Perhaps we also need to look at blockchain, get to the source of the issue and enable stories and information to be ‘validated’ from reputable sources. Of course, that in itself is a divisive topic that spans political and social theory. The point is, blockchain could at least ensure that a story pretending to be from a reputable source would be spotted immediately, wouldn’t it?

Masood says that distributed ledger and blockchain technology could have a significant role here. He suggests it could be used to provide an extra layer of authentication “that validates stories across multiple modalities by tracing them back to a reputable source,” he says.

But how would that work?

“It has enormous potential to provide validation for stories by organising content onto immutable digital ledgers that assign non-fungible and transparent tokens to journalists,” he adds. “Distributed ledgers provide the ownership traceability necessary to understand where content is actually coming from. By creating credibility scores for media outlets and even individual journalists, blockchain technology has the power to restore trust and confidence in the media. Because blockchain systems rely on a decentralised ledger to record information in a way that’s constantly being verified and re-verified by each user, they are nearly impossible to alter or falsify.”

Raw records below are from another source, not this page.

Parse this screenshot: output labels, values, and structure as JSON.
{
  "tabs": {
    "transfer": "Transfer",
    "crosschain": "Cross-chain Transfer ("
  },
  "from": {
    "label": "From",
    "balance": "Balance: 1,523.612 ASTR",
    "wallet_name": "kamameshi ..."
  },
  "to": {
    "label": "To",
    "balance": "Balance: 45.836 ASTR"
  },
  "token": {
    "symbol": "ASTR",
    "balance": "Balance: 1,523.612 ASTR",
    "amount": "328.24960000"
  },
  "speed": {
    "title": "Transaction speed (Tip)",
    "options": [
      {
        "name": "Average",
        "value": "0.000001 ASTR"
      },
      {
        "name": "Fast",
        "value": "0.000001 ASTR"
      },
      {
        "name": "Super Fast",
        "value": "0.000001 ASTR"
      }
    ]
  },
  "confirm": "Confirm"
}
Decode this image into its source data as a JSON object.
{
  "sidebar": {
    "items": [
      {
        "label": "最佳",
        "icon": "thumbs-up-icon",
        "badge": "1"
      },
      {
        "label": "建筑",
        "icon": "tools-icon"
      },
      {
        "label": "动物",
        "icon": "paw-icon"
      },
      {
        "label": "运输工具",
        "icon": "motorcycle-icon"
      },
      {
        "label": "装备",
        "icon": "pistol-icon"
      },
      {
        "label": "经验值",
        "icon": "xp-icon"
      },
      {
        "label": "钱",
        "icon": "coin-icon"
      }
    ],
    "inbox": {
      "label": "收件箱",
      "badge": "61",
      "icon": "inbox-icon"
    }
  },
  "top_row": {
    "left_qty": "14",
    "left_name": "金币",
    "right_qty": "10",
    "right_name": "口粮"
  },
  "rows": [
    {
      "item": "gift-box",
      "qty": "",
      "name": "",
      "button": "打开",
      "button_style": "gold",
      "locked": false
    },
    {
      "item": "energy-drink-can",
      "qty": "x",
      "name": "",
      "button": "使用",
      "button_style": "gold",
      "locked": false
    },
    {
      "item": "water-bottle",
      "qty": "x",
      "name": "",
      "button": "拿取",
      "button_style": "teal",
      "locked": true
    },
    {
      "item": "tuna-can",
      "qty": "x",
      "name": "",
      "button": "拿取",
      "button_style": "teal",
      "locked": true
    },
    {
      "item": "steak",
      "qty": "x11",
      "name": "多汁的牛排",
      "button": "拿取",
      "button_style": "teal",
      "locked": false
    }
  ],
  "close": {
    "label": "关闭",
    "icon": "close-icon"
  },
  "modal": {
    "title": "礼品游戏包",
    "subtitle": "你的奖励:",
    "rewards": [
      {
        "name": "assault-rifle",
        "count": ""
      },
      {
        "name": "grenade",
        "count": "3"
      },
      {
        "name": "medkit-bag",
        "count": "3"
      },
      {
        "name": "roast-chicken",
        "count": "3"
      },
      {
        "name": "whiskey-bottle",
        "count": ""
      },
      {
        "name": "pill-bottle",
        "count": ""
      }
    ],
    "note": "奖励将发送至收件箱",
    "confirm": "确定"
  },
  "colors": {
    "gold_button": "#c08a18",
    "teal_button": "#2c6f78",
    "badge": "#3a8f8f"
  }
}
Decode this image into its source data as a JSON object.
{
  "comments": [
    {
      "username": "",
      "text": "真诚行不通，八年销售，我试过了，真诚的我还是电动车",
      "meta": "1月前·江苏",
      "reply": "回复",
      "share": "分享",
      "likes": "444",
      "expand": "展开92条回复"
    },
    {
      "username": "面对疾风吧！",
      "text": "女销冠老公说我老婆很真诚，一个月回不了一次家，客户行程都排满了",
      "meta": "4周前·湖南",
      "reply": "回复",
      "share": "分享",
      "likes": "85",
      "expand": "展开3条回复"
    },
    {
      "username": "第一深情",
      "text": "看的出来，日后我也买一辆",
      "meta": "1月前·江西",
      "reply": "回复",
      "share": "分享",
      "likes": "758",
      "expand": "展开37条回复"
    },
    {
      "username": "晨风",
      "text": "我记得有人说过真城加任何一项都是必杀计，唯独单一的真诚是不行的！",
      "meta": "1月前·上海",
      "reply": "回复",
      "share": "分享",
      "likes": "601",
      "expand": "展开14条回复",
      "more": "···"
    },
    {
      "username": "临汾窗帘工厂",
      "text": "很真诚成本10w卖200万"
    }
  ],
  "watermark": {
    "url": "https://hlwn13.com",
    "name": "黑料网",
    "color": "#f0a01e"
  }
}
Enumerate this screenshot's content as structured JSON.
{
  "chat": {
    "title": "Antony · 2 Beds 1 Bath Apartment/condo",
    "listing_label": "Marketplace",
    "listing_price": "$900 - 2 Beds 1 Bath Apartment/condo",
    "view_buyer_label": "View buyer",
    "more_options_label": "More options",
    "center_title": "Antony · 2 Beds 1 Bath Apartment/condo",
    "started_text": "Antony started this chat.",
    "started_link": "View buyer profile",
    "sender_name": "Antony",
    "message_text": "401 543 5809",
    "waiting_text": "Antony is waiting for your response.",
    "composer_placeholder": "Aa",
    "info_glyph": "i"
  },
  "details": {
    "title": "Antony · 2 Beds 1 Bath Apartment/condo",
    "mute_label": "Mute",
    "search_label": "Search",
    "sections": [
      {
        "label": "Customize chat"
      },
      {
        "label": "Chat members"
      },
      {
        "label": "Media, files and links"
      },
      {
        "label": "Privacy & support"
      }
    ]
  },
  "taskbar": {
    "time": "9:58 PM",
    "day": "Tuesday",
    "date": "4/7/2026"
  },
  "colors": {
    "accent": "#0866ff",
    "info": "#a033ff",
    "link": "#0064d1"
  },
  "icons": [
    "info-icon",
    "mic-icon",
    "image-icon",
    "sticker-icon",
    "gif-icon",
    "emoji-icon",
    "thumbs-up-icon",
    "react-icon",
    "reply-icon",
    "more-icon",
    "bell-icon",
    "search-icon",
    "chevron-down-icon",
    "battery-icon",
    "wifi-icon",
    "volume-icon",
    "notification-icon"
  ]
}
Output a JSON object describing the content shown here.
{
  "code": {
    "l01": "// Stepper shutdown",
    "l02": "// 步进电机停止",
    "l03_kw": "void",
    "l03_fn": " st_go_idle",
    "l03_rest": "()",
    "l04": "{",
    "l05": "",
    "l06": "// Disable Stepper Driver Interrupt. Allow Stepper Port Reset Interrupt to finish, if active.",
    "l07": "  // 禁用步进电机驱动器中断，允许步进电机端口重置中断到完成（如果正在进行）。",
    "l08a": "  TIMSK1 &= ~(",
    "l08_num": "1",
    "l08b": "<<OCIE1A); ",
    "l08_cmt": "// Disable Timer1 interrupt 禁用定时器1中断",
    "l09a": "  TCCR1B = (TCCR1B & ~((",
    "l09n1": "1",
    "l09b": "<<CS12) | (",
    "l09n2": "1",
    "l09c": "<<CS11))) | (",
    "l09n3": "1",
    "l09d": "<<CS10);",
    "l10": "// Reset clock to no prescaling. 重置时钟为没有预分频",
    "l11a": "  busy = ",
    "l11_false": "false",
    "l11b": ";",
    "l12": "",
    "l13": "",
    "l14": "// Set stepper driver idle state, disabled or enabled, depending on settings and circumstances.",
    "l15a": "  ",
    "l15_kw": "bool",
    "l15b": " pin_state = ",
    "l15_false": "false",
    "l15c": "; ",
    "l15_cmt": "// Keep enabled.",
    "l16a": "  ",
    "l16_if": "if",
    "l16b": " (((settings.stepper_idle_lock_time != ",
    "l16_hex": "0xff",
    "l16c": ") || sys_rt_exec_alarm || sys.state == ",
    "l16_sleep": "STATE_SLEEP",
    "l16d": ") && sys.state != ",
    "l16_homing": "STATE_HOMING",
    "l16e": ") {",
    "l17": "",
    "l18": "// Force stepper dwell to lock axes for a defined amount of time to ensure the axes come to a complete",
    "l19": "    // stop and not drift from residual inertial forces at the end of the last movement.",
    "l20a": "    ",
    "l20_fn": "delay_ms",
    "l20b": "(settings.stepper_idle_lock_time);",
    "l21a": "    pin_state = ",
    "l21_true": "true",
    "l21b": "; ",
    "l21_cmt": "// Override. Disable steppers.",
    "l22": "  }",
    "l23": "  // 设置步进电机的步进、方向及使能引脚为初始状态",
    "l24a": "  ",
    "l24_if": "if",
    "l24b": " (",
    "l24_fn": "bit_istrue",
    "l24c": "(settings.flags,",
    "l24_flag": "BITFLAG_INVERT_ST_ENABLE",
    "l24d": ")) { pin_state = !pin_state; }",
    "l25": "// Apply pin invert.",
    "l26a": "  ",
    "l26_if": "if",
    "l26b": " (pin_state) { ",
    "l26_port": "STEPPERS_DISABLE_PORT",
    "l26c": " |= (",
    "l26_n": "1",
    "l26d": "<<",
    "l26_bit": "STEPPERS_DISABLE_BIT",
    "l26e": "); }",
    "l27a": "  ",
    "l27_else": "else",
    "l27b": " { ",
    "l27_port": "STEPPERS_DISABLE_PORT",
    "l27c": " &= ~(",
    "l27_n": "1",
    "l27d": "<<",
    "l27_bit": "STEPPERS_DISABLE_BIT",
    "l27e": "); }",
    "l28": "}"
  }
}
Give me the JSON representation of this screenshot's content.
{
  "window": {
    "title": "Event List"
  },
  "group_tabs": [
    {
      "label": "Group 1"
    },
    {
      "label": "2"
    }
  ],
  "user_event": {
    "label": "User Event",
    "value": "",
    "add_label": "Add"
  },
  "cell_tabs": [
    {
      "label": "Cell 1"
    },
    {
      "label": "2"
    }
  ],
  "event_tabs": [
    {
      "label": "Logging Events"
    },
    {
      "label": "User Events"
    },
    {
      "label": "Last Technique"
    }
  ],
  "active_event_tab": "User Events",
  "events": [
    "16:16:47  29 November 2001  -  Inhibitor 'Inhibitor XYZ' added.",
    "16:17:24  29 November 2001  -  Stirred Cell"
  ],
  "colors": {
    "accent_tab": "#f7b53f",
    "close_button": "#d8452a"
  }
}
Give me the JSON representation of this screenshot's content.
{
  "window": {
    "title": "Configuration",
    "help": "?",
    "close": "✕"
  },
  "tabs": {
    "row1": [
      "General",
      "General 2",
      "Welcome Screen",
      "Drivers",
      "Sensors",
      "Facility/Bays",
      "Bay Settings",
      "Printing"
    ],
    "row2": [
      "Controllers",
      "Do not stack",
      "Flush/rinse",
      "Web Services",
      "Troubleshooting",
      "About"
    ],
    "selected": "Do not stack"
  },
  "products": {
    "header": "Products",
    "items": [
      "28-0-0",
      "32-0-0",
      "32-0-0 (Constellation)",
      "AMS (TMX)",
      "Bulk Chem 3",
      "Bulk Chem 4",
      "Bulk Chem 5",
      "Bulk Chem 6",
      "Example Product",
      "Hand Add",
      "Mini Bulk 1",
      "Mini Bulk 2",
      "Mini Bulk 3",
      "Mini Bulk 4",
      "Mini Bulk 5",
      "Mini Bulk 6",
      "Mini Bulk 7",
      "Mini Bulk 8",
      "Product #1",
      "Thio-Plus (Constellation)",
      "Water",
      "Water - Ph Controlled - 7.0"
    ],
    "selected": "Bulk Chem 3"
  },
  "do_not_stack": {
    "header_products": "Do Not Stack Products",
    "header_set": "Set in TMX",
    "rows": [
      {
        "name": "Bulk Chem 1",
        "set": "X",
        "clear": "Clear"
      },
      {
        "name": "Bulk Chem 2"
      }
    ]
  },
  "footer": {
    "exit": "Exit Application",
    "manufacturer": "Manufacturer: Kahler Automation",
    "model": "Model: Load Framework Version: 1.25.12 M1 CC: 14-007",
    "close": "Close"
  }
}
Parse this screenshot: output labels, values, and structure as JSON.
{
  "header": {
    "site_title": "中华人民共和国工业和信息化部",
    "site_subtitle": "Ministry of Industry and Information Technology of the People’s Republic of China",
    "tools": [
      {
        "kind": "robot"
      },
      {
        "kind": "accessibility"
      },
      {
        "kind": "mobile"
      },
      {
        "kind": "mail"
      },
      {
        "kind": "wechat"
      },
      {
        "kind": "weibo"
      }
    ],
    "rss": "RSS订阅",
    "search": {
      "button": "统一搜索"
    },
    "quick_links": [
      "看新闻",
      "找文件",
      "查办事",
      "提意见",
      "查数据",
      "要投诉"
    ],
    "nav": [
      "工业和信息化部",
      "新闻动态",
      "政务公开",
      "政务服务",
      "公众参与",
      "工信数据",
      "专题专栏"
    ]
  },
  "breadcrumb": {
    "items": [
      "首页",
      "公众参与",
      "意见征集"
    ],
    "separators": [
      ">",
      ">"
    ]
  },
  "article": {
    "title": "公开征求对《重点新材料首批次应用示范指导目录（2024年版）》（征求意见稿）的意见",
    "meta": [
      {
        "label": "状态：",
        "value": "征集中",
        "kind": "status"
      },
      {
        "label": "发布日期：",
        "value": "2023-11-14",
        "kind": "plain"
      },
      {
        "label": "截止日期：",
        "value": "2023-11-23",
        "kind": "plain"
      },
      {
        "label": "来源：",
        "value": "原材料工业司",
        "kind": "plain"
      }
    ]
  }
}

It's an interesting thought, putting media on a path that could almost reward honesty. Masood floats the idea of a “reputation system” which would track publications through lineage and provenance. Original content owners and creators would be verified and traceable via a distributed ledger.

It’s doable but culturally challenging. With AI, there’s also the issue of data bias. What are the parameters for identifying fake news? Who decides? Governments? Technology leaders? Interestingly, Full Fact, another anti-misinformation site, recently released a 10-point plan for regulators to consider. It focuses more on the mindset and less on the technology but for this to work, it will need a bit of both and there lies an opportunity for innovation and change.